Programda sunucu Filiz Uzun Doğan’ın sorularını yanıtlayan İlkay Yücel, abisi hakkında hala iddianemenin yazılmadığını, terör propagandası yapmak gibi genel suçlama dışında somut olarak neyle suçlandığını bilemediklerini söyledi. İkinci ziyaretinde abisini daha iyi gördüğünü belirten İlkay, Deniz Yücel’in Cumhuriyet, Evrensel ve Birgün’e abone olunması çağrısını yineledi. Deniz’in Almanya’da gazeteler ve sendikaların başlattığı mektup kampanyasına devam etmelerini istediğini de kaydeden İlkay, abisinin “Şu an eline hiçbir mektup geçmedi” Verilmiyormuş. “Buna rağmen gönderilirse sevinirim. Mektuplar er ya da geç elime ulaşacak” sözlerini aktardı. İlkay kendilerine Alman basını ve siyasetcilerinin yeterli desteği olduğunu da söyledi. Flörsheim Belediyesi’nin Deniz Yücel serbest bırakılıncaya kadar her ay bir miting kararına da değinen İlkay Yücel, “Bir sonraki miting, 13 Nisan’da saat 18’de Flörsheim Stadthalle önünde olacak. Katılmak isteyenleri bekliyoruz” diye konuştu.

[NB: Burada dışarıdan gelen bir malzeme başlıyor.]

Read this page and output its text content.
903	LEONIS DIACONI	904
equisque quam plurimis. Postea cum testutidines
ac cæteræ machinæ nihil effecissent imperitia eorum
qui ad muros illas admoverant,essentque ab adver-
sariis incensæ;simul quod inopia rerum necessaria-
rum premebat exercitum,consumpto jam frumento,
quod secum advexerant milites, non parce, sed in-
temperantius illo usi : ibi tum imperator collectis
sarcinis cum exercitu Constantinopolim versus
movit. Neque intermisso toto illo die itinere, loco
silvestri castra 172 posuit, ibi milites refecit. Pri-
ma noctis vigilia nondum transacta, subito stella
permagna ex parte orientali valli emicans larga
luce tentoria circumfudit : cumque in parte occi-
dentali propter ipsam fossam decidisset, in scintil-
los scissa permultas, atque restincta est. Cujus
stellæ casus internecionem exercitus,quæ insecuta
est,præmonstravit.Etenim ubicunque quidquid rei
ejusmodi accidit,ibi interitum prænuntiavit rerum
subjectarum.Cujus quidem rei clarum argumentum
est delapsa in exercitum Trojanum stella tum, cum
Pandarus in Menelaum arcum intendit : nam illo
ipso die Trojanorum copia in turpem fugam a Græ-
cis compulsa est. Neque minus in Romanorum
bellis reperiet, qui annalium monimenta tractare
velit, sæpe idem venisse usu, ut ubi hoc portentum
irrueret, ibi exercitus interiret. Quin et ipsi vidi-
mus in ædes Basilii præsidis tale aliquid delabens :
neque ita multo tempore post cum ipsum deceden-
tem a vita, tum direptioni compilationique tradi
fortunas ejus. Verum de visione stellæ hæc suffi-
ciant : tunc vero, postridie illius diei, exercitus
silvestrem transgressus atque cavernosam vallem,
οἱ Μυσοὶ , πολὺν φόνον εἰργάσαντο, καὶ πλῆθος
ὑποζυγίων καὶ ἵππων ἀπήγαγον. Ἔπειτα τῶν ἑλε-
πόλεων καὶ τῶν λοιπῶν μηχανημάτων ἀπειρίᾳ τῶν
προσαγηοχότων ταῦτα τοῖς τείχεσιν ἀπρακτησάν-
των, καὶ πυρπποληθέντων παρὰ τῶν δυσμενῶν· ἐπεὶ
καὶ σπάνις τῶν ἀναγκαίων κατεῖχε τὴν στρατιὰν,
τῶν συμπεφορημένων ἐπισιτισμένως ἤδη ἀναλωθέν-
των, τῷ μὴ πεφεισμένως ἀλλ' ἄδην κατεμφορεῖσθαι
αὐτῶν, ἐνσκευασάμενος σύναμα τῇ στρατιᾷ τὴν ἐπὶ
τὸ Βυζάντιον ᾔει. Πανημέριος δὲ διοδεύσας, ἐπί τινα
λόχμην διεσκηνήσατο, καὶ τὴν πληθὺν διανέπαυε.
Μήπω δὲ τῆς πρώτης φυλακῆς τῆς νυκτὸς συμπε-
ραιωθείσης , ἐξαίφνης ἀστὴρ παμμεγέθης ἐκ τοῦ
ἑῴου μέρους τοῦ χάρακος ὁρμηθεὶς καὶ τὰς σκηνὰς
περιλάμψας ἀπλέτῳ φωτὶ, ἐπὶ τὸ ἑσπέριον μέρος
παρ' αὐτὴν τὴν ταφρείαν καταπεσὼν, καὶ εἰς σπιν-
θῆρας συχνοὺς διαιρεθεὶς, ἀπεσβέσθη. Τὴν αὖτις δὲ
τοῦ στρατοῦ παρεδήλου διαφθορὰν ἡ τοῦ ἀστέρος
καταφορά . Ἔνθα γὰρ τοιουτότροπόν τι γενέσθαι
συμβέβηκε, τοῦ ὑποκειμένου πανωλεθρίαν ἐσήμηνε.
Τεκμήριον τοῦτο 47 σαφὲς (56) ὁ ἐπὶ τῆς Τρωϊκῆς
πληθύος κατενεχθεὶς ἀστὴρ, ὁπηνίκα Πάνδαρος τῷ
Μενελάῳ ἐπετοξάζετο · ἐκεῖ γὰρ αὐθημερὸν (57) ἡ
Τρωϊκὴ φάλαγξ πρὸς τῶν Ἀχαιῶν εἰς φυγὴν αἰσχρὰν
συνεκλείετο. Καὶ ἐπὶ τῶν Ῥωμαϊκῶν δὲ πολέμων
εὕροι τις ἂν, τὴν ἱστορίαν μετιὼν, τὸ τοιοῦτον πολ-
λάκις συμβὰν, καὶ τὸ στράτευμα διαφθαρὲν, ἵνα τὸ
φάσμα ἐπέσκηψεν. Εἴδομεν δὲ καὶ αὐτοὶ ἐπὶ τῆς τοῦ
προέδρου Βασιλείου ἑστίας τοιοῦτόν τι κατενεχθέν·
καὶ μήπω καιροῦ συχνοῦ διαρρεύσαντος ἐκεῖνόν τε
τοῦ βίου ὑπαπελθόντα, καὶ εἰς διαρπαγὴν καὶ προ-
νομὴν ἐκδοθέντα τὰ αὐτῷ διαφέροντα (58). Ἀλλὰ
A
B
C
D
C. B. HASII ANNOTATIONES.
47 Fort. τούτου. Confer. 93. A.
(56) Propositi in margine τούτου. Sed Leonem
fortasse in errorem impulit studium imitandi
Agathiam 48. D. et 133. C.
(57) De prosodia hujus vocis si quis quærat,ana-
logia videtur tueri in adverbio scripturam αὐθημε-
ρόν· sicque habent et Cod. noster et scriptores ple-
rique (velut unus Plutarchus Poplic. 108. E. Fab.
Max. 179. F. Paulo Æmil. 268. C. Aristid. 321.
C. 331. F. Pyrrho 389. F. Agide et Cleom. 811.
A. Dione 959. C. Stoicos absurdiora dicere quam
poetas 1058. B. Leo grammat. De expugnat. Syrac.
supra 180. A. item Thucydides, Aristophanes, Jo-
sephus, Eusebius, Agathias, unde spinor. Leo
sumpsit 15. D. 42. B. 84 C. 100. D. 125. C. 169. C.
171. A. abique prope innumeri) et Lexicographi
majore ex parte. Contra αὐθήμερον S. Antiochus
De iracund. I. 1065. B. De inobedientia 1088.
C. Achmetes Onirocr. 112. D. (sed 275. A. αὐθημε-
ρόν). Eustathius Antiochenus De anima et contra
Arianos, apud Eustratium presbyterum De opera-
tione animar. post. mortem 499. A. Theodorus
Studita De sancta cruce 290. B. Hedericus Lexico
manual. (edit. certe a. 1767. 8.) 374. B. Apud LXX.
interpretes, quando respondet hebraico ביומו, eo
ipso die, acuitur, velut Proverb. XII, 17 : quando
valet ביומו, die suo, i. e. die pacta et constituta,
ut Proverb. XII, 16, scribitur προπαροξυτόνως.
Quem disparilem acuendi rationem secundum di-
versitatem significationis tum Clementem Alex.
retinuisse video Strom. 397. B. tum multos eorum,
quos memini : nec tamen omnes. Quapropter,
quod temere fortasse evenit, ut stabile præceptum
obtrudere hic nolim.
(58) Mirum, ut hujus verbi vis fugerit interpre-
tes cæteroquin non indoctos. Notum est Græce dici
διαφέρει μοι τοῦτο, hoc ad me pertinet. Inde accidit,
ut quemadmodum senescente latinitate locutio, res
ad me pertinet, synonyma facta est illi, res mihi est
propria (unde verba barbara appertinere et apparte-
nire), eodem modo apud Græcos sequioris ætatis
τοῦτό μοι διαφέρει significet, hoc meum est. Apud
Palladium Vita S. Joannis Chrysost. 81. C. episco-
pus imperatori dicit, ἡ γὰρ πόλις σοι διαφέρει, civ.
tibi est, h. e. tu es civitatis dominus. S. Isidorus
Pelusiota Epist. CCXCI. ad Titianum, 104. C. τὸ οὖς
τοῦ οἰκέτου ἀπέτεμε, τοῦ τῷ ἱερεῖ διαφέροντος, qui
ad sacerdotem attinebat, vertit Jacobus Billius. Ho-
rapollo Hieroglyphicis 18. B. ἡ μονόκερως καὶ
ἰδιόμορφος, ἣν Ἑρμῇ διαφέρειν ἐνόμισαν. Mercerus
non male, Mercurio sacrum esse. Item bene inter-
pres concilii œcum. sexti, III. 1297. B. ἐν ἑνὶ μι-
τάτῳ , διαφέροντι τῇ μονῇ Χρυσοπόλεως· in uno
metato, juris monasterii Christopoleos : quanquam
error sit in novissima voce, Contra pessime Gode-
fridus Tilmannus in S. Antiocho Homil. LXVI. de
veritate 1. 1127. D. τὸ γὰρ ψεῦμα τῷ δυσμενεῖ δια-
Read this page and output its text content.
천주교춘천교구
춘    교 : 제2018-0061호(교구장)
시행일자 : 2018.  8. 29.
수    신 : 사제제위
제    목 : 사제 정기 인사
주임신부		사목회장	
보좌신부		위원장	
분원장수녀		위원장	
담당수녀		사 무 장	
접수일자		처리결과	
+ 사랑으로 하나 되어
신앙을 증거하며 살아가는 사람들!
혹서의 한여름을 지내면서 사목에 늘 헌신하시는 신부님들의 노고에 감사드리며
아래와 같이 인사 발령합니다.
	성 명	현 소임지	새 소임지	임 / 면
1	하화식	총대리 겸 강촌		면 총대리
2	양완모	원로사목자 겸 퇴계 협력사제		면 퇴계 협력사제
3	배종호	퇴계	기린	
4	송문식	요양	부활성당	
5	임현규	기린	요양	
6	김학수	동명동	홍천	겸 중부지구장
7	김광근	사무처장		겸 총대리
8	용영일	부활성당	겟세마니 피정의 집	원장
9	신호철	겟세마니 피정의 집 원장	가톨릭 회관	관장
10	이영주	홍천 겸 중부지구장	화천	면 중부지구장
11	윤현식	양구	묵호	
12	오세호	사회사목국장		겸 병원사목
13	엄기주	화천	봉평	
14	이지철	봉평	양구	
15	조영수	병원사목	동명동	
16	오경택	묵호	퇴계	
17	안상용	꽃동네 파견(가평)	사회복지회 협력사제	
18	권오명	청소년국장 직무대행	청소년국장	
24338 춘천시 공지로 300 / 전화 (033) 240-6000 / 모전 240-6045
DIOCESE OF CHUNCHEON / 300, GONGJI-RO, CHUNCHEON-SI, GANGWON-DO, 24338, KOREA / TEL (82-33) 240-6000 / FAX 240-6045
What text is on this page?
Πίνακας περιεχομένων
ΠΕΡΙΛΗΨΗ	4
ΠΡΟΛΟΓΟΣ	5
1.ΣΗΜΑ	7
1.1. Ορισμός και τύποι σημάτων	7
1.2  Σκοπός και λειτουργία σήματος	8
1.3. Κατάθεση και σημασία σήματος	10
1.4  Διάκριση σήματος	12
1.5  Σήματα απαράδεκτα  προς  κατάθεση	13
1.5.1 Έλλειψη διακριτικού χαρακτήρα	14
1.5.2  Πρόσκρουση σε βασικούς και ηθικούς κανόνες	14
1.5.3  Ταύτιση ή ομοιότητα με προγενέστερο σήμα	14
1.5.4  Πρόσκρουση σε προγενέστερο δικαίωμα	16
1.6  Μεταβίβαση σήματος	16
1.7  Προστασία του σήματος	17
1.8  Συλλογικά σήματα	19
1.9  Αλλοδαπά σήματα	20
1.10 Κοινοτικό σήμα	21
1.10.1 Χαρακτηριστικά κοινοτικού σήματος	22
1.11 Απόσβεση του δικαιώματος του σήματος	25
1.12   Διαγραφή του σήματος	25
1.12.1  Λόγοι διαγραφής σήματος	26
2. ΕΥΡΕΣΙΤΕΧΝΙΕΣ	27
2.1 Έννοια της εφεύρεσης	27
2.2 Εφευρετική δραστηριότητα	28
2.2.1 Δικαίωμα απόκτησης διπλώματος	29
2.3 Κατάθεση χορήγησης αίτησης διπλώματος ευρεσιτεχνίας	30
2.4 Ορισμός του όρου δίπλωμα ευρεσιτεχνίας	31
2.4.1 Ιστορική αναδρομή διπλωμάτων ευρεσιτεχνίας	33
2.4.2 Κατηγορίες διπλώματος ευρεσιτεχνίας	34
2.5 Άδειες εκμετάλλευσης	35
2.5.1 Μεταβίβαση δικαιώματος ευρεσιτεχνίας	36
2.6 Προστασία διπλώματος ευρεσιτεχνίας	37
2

İsmail Gökalp: Avrupa Haziran Meclisi’ni kuracağız

‘Haziran dayanışması sürecek’ 

Orta Almanya adına konuşan İsmail Gökalp, “Haziran Hareketi olarak, ülkemizde yaşanılan keskin sürecin ortaya çıkardığı koşullarda, bütün olanaklarımızla Türkiye deki mücadeleye destek olmayı öncelikli görevimiz olarak kabul ediyoruz. Bununla birlikte, içinde yaşadığımız toplumun sorunlarına da duyarlıyız ve bu sorunların muhattabıyız. Nitekim, bugüne kadar yaptığımız çalışmalar bu eksende olmuştur ve aynı şekilde devam edecektir. 2017 yılı ile birlikte, Fransa, Hollanda, İsviçre ve Avusturya da meclislerimiz oluştu. Önümüzdeki süreçte Haziran Hareketi Avrupa meclisini oluşturmayı hedefliyoruz” dedi.

Sol Partili Eyüp Yılmaz

Toplantıda konuşan Sol Partili Eyüp Yılmaz da, Alman Federal Hükümeti ve Avrupa Birliği’nden Türkiye’ye siyasi tutuklar ve bütün gazetecilerin serbest bırakılması yönünde baskı yapmalarını istediklerini söyledi. Eyüp Yılmaz, referandum kampanyaları sonrası hükümetteki CDU’nun parti kongresinde Almanya’da doğan çocuklarını kaldırılması yönünde karar aldığına, toplumun bazı kesimlerinin Türkiye’den insanlara şüphe ile bakmaya başladığına da dikkat çekti. Etkinlik Grup Dem, sanatçılar Ufuk Adalı, Leyla Güney ve Ümit Kaya’nın sahne aldı. Pandomim sanatçısı Dilek Çelikdemir, kadın ve medya konulu sunumu ilgiyle izlendi. Konuklar Grup Dem’in türkülerine halaylarla eşlik ettiler.